The Economics of Brushing Teeth and the Tooth Fairy

There are many papers with titles in the style of “The Economics of X” with X covering a wide variety of topics, some deadly serious (“Economics of Suicide“) and others more trivial or unintentionally hilarious (“The Economics of Sleep and Boredom” comes to mind). There is a related genre of papers on “The Political Economy of Y,” once again with papers that are both serious and occasionally silly (or sometimes deadly serious papers with silly-sounding titles, such as “The Political Economy of Coffee, Dictatorship, and Genocide“).

But perhaps the best paper of this sort is a 1974 article on the Journal of Political Economy by Alan Blinder, titled “The Economics of Brushing Teeth.” It is, as you might guess, a paper that is somewhat tongue-in-cheek (tongue-in-teeth?), but the paper carefully follows the formal style you would expect from a JPE paper in 1974. I recommend reading the paper in full, and I can assure you that it is not at all like pulling teeth. But if you prefer not to look a gift horse in the mouth, here are a few favorite parts.

The paper is, of course, full of tooth-related puns, even in the footnotes, such as this acknowledgment: “I wish to thank my dentist for filling in some important gaps in the analysis.”

There are also plenty of jokes about human capital theory, jokes that only an economist could love, such as: “The basic assumption is common to all human capital theory: that individuals seek to maximize their incomes. It follows immediately that each individual does whatever amount of toothbrushing will maximize his income.”

Another section manages to poke fun at both sociologists and economists. In reference to a fake paper (no, there is no Journal of Dental Sociology), Blinder chastises the fake sociologist for misattributing a change in brushing patterns (assistant professors brush more) to advancing hygiene standards over time. No! It must be about maximizing income: “To a human capital theorist, of course, this pattern is exactly what would be expected from the higher wages received in the higher professorial ranks, and from the fact that younger professors, looking for promotions, cannot afford to have bad breath.”

And what good is a paper without a formal model of teeth brushing? This is the kind of model that many young economists cut their teeth on in graduate school.

Like I said, read the whole paper, the style is as rare as hen’s teeth in a day when most economics papers are boring and dry. But now, on to the real serious data: the Tooth Fairy and tooth values.

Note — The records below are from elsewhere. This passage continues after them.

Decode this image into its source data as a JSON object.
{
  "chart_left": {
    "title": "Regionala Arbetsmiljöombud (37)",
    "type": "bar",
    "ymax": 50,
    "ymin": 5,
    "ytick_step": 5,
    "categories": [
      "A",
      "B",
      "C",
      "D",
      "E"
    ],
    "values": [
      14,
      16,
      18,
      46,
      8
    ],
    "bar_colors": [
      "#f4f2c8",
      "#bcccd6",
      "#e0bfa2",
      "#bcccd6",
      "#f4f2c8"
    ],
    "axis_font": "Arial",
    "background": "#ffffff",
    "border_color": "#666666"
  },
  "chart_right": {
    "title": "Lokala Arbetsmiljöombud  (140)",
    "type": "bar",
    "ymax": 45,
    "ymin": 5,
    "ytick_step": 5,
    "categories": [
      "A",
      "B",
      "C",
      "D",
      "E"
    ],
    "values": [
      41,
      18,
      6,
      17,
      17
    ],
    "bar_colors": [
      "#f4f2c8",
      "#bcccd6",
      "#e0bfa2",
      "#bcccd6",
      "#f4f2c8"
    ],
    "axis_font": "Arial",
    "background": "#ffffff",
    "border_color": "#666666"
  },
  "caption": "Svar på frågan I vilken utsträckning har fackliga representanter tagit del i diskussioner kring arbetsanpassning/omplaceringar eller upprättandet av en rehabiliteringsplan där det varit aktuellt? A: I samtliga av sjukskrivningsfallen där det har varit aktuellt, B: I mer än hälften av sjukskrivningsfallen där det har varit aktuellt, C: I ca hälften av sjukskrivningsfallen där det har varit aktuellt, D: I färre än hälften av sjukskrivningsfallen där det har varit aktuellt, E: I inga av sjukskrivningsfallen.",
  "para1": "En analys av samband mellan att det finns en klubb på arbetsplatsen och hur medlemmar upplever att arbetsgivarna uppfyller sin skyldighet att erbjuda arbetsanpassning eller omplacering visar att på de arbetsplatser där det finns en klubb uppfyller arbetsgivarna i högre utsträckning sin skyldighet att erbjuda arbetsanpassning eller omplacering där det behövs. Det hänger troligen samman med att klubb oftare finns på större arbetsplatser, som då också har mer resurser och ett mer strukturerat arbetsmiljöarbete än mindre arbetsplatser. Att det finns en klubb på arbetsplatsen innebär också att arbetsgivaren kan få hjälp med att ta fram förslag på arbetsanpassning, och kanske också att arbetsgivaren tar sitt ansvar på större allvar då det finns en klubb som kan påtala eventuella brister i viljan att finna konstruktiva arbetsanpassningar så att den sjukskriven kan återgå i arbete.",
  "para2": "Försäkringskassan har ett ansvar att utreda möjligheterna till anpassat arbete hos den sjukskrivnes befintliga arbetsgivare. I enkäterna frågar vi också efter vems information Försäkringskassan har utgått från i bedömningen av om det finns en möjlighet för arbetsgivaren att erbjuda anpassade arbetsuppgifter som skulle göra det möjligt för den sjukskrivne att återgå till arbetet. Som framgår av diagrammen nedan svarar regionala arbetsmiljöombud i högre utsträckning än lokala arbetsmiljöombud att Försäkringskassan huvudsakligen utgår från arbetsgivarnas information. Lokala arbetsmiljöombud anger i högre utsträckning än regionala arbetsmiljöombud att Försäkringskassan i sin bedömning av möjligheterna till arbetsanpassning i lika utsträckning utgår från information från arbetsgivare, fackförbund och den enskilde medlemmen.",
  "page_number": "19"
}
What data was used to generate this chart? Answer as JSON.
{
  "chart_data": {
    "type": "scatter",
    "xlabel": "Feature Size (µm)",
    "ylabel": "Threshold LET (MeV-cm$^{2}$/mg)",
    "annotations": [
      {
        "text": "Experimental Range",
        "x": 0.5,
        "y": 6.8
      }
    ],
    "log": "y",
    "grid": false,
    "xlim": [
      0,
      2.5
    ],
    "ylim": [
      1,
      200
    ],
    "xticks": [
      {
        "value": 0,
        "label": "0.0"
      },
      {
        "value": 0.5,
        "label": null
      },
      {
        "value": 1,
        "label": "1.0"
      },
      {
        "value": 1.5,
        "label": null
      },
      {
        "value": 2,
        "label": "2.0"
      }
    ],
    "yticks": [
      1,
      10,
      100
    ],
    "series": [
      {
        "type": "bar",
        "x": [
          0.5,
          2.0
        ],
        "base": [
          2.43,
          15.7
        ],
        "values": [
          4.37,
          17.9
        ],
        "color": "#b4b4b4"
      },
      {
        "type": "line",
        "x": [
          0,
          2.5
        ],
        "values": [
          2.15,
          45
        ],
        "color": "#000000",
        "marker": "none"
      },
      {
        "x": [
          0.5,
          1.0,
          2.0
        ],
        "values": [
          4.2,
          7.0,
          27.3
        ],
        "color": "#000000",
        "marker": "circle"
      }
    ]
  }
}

Specifically, many parents want to know: how much is the Tooth Fairy giving to my kids? In recent years, a dental insurance company called Delta Dental has been putting out annual data from a survey of parents they call The Tooth Fairy Index. The most recent release of the data shows that the average price paid to kids is now over $6 per tooth. That’s up almost $1 from last year, and it’s triple the amount from about 20 years ago. As a parent, this number shocked me a little! I don’t know any kids that are getting this amount, but who am I to argue with a survey?

How does the value of a tooth compare to wages? The TFI was first released in 1998 and had an average value of $1.30 per tooth. The average wage in 1998 was about $13 per hour, meaning that it took about 6 minutes of work to pay for the tooth (assuming the Tooth Fairy earns the average wage). Today the average value is up to $6.23, and the average wage is about $28 per hour, meaning it takes about 13 minutes of work to pay for the tooth, more than double in 1998.

I’ve also heard that in some cases, it is not the Tooth Fairy that gives money to children, but actually the parents themselves are stepping in to assist the Tooth Fairy. In those cases, it’s just one more example of where the cost of living (and keeping up with the Dr. Joneses, DDS) is really a kick in the teeth for middle-class families.

2 thoughts on “The Economics of Brushing Teeth and the Tooth Fairy

  1. Zachary Bartsch March 1, 2023 / 3:57 pm

    Neither inflation, nor children per household, nor earners per household increases comparably.
    There are so few years of the index, it’s hard to tell the determinant.

    Like

  2. StickerShockTrooper March 1, 2023 / 8:02 pm

    What a lovely find.

    I wonder how the TFI compares with other measures of childhood indulgence. Birthday and Christmas gifts? The cost of birthday parties? The size of Halloween candy bars? I’m pretty sure all of those have been rising faster than inflation.